The number of building approvals unexpectedly rose 7.6 per cent in September in a pick-up that slowed the rate of annual decline but is expected to be short-lived.

Approvals for private sector houses rose 2.8 per cent on a seasonally adjusted basis, but the largest rise came with a 16 per cent monthly rise in the volatile “other dwellings” category that includes apartment blocks and townhouses.

But although Thursday’s data comfortably beat market consensus of a flat result, economist warned against reading too much into just a second positive reading in seven months.

“The latest increase doesn’t signal the end of the prevailing weakness in residential construction.
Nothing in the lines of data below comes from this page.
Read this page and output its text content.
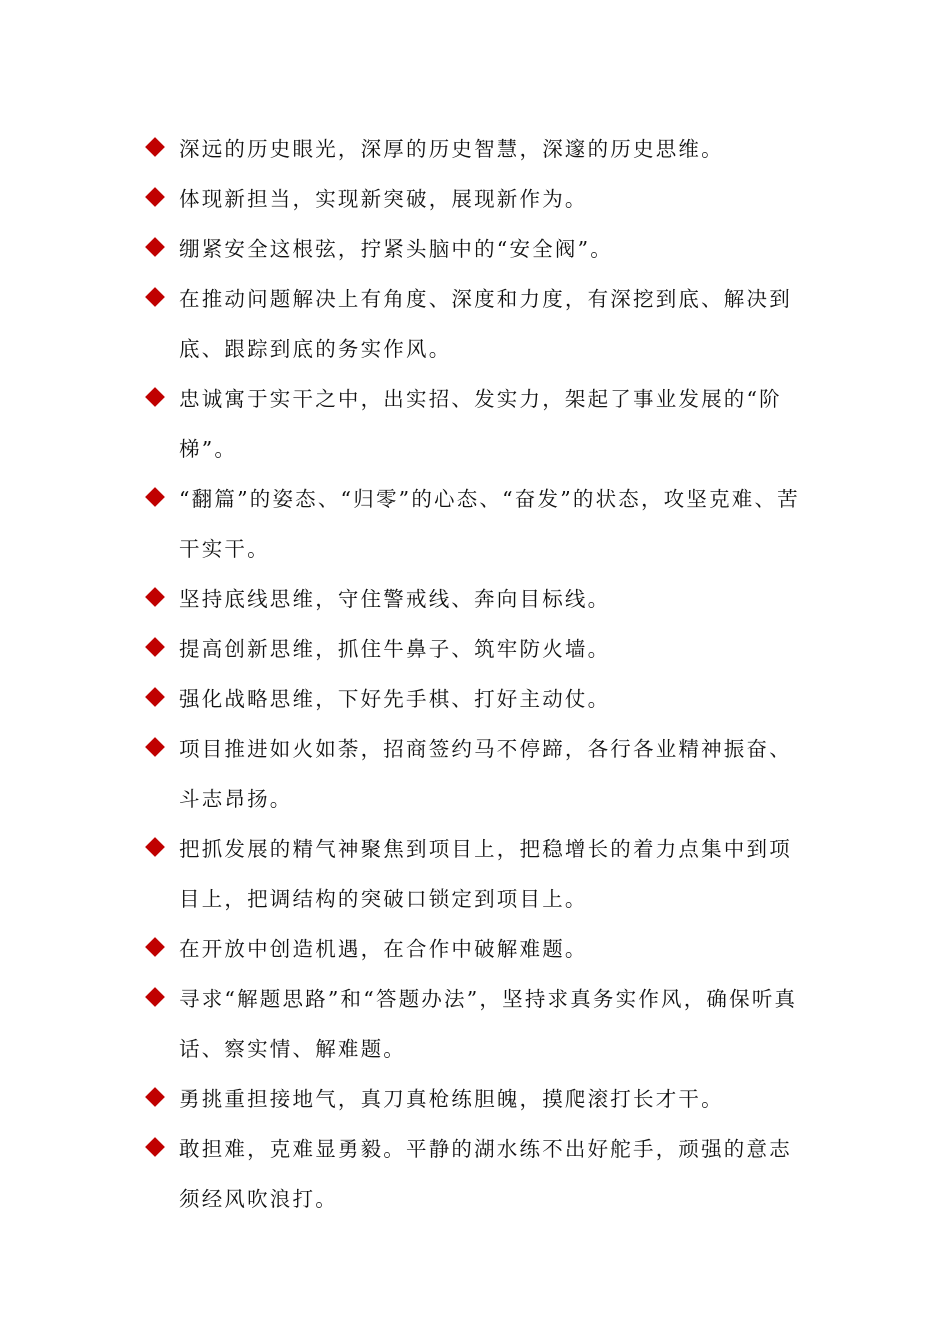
深远的历史眼光，深厚的历史智慧，深邃的历史思维。
体现新担当，实现新突破，展现新作为。
绷紧安全这根弦，拧紧头脑中的“安全阀”。
在推动问题解决上有角度、深度和力度，有深挖到底、解决到底、跟踪到底的务实作风。
忠诚寓于实干之中，出实招、发实力，架起了事业发展的“阶梯”。
“翻篇”的姿态、“归零”的心态、“奋发”的状态，攻坚克难、苦干实干。
坚持底线思维，守住警戒线、奔向目标线。
提高创新思维，抓住牛鼻子、筑牢防火墙。
强化战略思维，下好先手棋、打好主动仗。
项目推进如火如荼，招商签约马不停蹄，各行各业精神振奋、斗志昂扬。
把抓发展的精气神聚焦到项目上，把稳增长的着力点集中到项目上，把调结构的突破口锁定到项目上。
在开放中创造机遇，在合作中破解难题。
寻求“解题思路”和“答题办法”，坚持求真务实作风，确保听真话、察实情、解难题。
勇挑重担接地气，真刀真枪练胆魄，摸爬滚打长才干。
敢担难，克难显勇毅。平静的湖水练不出好舵手，顽强的意志须经风吹浪打。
We are not at a turning point,” St George economist Nelson Aston said.

“Approvals can be volatile on a month-to-month basis and have been trending lower since last 2017. Developers have been scaling back projects in response to the slowdown in demand from its peak and uncertainty amid building-quality issues.”

Over the 12 months to September, the fall in total building approvals moderated to 19.0 per cent from 21.5 per cent a month earlier, the Australian Bureau of Statistics said.

BIS Oxford Economics principal economist Tim Hibbert agreed that the rise would likely prove short-lived.

“Rate cuts combined with eased mortgage serviceability guidelines, have opened up access to credit, helping the established residential market regain it footing over recent months,” Mr Hibbert said.

“However, it is not until June quarter next year that these measures are expected to drive sustained growth in dwelling approvals.”

The estimated value of total approvals fell 16.6 per cent in September, driven by a 36.6 per cent fall in the value of non-residential approvals.

The Australian dollar, already rising against the US dollar, ticked higher after the data’s release, going from 69.03 at 1130 AEDT to as high as 69.30 US cents.